Fructose-1,6-biphosphate prevents excitotoxic neuronal cell death in the neonatal mouse brain

• Published in: Brain research. Developmental brain research Vol. 140; no. 2; pp. 287 - 297
• Main Authors: Rogido, Marta, Husson, Isabelle, Bonnier, Christine, Lallemand, Marie-Christine, Mérienne, Claude, Gregory, George A, Sola, Augusto, Gressens, Pierre
• Format: Journal Article
• Language: English
• Published: Netherlands Elsevier B.V 16.02.2003
• Subjects: Alanine - analogs & derivatives; Alanine - pharmacology; Animals; Animals, Newborn - physiology; Brain - cytology; Brain - drug effects; Brain - physiology; Cell Survival - drug effects; Cerebral palsy; Enzyme Inhibitors - pharmacology; Female; Fructose-1,6-biphosphate; Fructosediphosphates - pharmacology; Hydrogen-Ion Concentration; Ibotenic Acid - pharmacology; Lactic Acid - metabolism; Male; Mice; Mortality; Neonatal mouse; Neuronal cell death; Neurons - drug effects; Neurons - physiology; Neuroprotective Agents - pharmacology; Neurotoxins - pharmacology; Signal Transduction - drug effects; Cerebral palsy; Neonatal mouse; Fructose-1,6-biphosphate; Development and regeneration; Neuronal cell death
• ISSN: 0165-3806
• DOI: 10.1016/S0165-3806(02)00615-6

The excitotoxic cascade may represent an important pathway leading to brain damage and cerebral palsy.

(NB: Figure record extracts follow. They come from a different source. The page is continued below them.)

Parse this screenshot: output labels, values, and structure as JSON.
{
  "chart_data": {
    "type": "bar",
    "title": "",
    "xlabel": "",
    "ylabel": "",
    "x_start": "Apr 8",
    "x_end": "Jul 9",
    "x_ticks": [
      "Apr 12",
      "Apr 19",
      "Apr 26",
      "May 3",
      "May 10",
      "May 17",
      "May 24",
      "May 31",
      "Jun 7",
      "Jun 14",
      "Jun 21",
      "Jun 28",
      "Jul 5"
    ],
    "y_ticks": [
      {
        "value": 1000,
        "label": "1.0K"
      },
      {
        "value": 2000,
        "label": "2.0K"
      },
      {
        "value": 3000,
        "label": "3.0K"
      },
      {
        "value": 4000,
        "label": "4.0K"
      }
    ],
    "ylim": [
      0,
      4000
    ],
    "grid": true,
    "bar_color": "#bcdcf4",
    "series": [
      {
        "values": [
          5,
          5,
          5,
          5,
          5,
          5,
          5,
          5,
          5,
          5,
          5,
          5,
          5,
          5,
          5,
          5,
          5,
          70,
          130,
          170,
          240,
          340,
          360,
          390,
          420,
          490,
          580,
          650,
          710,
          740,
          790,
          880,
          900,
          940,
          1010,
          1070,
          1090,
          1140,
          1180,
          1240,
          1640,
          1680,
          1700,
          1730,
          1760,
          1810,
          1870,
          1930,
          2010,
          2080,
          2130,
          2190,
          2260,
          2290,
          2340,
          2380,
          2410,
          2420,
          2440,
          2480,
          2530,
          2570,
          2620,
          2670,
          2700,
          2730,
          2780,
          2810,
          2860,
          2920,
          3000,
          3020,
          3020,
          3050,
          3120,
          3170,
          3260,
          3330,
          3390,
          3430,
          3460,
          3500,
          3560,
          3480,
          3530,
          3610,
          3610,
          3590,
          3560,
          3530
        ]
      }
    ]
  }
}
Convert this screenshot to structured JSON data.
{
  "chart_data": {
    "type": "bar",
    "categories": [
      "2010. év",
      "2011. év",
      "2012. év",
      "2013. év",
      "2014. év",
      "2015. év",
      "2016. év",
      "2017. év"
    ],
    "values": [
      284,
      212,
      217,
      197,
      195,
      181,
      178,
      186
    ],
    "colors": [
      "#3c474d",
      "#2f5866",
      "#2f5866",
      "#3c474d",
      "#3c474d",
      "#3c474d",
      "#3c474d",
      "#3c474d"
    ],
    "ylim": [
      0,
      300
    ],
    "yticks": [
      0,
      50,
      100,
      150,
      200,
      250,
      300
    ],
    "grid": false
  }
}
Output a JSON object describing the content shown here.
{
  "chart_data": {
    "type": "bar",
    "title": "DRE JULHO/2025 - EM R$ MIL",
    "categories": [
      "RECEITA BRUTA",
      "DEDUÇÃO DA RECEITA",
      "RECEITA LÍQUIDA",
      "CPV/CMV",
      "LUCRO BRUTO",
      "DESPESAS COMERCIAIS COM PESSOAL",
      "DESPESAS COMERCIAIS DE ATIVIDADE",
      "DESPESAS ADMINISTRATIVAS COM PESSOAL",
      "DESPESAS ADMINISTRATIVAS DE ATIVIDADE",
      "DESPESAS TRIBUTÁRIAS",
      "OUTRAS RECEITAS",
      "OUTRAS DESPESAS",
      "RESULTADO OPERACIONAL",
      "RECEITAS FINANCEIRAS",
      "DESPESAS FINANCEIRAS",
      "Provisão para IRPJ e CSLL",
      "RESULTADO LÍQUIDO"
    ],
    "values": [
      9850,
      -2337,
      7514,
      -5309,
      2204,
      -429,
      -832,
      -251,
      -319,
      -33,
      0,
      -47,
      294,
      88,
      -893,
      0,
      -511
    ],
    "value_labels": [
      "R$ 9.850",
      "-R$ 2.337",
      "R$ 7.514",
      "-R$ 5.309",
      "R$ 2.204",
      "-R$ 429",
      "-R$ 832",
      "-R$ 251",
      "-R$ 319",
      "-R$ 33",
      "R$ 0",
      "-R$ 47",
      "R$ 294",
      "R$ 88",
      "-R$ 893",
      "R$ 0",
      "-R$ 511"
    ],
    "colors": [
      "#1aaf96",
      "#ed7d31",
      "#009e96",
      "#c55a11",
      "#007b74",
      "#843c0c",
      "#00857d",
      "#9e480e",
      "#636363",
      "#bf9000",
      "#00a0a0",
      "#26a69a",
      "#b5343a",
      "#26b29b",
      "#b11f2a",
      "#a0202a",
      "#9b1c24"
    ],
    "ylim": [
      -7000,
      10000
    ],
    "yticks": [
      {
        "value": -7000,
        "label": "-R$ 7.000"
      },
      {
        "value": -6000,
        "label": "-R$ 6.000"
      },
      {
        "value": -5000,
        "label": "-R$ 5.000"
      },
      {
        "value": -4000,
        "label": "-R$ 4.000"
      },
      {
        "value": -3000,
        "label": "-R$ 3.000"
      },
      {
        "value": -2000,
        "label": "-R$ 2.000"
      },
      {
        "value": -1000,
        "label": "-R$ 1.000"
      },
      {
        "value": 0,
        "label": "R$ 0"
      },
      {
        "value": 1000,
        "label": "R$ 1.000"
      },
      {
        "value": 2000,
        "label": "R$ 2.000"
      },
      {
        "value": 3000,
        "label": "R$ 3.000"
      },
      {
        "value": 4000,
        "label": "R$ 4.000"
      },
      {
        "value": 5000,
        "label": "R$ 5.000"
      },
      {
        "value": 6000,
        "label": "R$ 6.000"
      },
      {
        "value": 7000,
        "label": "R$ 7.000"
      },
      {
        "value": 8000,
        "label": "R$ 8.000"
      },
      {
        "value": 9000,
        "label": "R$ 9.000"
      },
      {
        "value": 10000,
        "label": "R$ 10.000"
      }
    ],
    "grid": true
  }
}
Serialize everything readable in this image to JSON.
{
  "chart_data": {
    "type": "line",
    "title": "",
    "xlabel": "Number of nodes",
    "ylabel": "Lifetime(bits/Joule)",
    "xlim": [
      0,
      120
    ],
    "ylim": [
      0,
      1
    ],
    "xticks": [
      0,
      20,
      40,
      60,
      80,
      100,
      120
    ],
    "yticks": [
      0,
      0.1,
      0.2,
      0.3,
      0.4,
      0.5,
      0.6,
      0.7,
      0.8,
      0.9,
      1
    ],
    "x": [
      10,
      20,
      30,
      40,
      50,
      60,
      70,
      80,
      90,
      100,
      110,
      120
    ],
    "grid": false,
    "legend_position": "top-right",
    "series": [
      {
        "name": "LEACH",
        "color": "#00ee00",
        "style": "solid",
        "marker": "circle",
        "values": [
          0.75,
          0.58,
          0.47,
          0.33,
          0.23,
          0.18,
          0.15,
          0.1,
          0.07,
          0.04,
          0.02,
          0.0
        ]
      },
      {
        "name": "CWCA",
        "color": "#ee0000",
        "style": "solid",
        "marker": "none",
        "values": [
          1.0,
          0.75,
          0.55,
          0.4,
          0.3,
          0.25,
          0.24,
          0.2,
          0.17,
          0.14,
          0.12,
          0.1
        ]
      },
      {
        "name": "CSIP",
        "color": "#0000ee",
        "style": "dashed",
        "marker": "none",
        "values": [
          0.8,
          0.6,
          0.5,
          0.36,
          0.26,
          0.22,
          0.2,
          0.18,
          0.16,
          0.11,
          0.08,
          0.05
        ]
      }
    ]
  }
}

Brain lesions induced in newborn mice by ibotenate (acting on N-methyl- d-aspartate receptors) and by S-bromowillardiine (acting on alpha-3-amino-hydroxy-5-methyl-4-isoxazole propionic acid and kainate receptors) mimic some aspects of white matter cysts and transcortical necrosis observed in human perinatal brain damage. Fructose 1,6-biphosphate (FBP) is a high-energy glycolytic pathway intermediate which, in therapeutic doses, is non-toxic and neuroprotective in hypoxic–ischemic models of brain injury. Mechanisms of action include modulation of intracellular calcium through phospholipase C (PLC) activation. The goal of this study was to determine the neuroprotective effects of FBP in a mouse model of neonatal excitotoxic brain injury. Mice that received intraperitoneal FBP had a significant reduction in size of ibotenate-induced (80% reduction) or S-bromowillardiine-induced (40% reduction) cortical plate lesions when compared with control animals. Studies of fragmented DNA and cleaved caspase 3 confirmed the survival promoting effects of FBP. FBP had no detectable effect on excitotoxic white matter lesions. The effects of FBP were antagonized by co-administration of PLC, protein kinase C or mitogen-associated protein kinase inhibitors but not by protein kinase A inhibitor. A moderate, transient cooling of pups immediately after the insult extended the therapeutic window for FBP, as FBP administered 24 h after ibotenate was still significantly neuroprotective in these pups. This data extends the neuroprotective profile of FBP in neonatal brain injury and identifies gray matter lesions involving N-methyl- d-aspartate receptors as a major target for this promising drug.